Once we were drinkin’ in the yard next door to Mat’s house and he rolls up, asking us what we are doing, ‘Where are your parents at!’
Mat said, ‘Fuck you pig! Ain’t none of your business!’
Horse said, ‘So you’re going to be a little smartass huh?’ and grabbed his ass up!
He grabbed him, cuffed him, and went to take him to his car, which was pretty stupid ‘cause his house was just next door! And the pig fuckin’ knew it because he had taken Mat there I don’t know how many times. Of course Mat points out that he is a dumbass, 'Asshole, I live next door!’ and Officer Horse slams his face into the door frame—a little high, did not break the nose, just cut his forehead. He made us leave and rode him around the block—so you’re thinking is he a big faɡɡot or what? Nothin’ happened to Mat, just the embarrassment of having to sit in the cruiser in front of his house. He was already planning his revenge though—you can bet on that shit.
A couple of days later we were at the bar. I forget the name of the bar. His brother lived over top of it and it was a drug bar—cocaine I think. The cops came to raid the bar, two cop cars. Now we are on the roof, up there drinking, and there is an eve overhanging about two feet. So the cops, they pull up close, driver’s side to the bar door and get out, leaving their car doors open—douche-bags! Mat sets his beer down and says, ‘You want to see something funny? Watch this shit.’

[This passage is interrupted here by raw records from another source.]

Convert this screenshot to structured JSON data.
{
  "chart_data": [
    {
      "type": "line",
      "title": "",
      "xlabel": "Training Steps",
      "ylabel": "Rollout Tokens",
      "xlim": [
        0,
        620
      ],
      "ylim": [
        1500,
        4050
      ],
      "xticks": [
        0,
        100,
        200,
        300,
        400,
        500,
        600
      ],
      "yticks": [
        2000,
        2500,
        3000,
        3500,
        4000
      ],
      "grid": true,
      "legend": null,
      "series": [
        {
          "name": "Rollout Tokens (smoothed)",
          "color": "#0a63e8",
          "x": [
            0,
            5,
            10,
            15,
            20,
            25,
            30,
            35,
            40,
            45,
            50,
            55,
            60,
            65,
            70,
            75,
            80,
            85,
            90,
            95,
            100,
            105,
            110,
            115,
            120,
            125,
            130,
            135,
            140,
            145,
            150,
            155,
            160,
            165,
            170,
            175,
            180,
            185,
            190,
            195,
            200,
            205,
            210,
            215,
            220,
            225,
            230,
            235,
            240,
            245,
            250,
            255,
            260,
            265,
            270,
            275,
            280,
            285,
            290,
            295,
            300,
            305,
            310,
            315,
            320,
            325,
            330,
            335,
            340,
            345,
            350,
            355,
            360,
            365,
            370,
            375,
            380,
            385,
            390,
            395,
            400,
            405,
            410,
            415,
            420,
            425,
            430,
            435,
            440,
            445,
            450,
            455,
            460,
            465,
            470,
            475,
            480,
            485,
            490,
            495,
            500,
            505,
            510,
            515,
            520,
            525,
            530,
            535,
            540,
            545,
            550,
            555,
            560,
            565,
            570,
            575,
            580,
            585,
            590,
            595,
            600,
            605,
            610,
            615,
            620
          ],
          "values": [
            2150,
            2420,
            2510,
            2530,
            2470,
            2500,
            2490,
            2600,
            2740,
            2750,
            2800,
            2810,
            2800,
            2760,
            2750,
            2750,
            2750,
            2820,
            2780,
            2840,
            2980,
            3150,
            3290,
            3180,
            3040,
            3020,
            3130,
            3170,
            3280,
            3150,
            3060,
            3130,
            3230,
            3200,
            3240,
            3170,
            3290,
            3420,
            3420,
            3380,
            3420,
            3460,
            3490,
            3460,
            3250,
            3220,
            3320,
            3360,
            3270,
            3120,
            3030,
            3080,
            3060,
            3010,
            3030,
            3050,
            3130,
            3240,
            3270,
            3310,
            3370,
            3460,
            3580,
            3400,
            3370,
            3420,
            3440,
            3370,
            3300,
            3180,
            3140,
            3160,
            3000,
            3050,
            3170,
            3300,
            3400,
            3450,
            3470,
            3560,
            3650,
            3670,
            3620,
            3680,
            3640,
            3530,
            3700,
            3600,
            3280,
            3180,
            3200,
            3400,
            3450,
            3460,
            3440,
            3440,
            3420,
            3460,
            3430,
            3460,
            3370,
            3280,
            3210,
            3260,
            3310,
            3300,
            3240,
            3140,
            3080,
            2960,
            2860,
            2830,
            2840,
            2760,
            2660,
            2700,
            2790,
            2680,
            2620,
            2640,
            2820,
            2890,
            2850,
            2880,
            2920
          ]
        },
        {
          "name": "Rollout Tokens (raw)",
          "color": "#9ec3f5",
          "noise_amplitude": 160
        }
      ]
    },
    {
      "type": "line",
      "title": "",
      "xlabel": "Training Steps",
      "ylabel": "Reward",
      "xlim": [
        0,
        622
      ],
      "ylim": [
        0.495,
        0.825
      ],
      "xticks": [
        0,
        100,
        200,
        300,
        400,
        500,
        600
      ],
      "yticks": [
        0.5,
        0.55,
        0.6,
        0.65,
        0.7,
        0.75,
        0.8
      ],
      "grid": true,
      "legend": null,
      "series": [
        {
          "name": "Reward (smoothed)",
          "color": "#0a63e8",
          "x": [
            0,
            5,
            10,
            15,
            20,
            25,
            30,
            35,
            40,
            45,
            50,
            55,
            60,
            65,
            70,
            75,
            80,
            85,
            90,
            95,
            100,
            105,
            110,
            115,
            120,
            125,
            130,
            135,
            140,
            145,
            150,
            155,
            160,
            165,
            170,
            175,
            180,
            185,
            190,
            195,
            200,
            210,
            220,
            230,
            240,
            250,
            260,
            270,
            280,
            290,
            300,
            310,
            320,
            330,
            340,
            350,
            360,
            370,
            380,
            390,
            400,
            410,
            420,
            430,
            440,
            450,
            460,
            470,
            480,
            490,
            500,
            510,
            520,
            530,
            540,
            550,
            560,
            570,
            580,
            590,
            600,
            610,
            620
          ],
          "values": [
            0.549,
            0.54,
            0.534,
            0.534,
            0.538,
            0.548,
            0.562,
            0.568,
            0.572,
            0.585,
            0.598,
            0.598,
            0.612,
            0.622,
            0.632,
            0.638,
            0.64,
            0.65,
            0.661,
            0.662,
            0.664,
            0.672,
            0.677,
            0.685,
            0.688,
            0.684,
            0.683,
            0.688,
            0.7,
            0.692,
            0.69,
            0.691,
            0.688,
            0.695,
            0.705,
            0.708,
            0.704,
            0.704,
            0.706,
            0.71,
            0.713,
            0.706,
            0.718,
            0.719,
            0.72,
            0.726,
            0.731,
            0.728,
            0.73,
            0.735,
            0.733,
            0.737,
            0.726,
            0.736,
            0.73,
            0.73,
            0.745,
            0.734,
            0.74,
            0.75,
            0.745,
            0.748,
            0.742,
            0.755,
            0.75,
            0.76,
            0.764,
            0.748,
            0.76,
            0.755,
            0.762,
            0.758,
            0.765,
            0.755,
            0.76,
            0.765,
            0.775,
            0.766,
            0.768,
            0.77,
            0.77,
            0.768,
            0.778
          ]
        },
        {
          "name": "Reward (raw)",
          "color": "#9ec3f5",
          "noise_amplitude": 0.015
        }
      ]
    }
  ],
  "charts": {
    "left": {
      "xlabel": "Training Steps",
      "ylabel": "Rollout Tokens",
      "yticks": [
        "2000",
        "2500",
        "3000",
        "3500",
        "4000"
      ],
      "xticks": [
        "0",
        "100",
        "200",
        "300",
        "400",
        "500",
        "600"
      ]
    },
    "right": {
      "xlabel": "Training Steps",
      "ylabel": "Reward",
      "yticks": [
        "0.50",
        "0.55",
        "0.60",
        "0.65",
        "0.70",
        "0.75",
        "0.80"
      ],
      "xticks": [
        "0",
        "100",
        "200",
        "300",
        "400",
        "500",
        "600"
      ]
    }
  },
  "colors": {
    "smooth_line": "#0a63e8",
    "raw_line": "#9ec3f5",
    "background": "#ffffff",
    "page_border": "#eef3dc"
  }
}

So we go over to the edge of the roof above the gutter and he whips his dick out and begins pissing. It’s not like he had to be a great shot or anything. Besides when you’re a kid you practice pissing on stuff. He pisses right on the driver’s seat dude—drains the vein! You could hear it raining on the seat. Unfortunately it was not Officer Horse’s seat, but some other cops. Oh well, fuck him! We did not stick around to see him sit in it, just scooted back into his bro’s apartment through the window.
Now I always watched out for the fat cops. There were a couple of these big fat boys. They had some legs that surprised you, and compared to kids who smoked they had good lungs. I saw this one big boy cop hopping a six foot fence going after one of my buddies. But still, if you scatter, they never got many.
Officer Horse was probably in his mid twenties, so I suppose is in his forties now. It’s hard to recall things like their voice from when you were a kid because he just sounded like a man. He was a big ass man and you were a kid. Adults just all spoke this jerk-off ‘background’ [monotone] language that you tried not to hear let alone remember. Out of all the cops he was the biggest dick, the one whose name we remembered. The other cops might pull you up for smokin’. But Officer Horse, he broke your cigarettes, and then ground them into the pavement with his heels so there was nothing to salvage.
Go ahead and use his name—fuck him!
Steevo is gainfully employed, has an awesome movie collection, a good old lady, and only smokes on special occasions.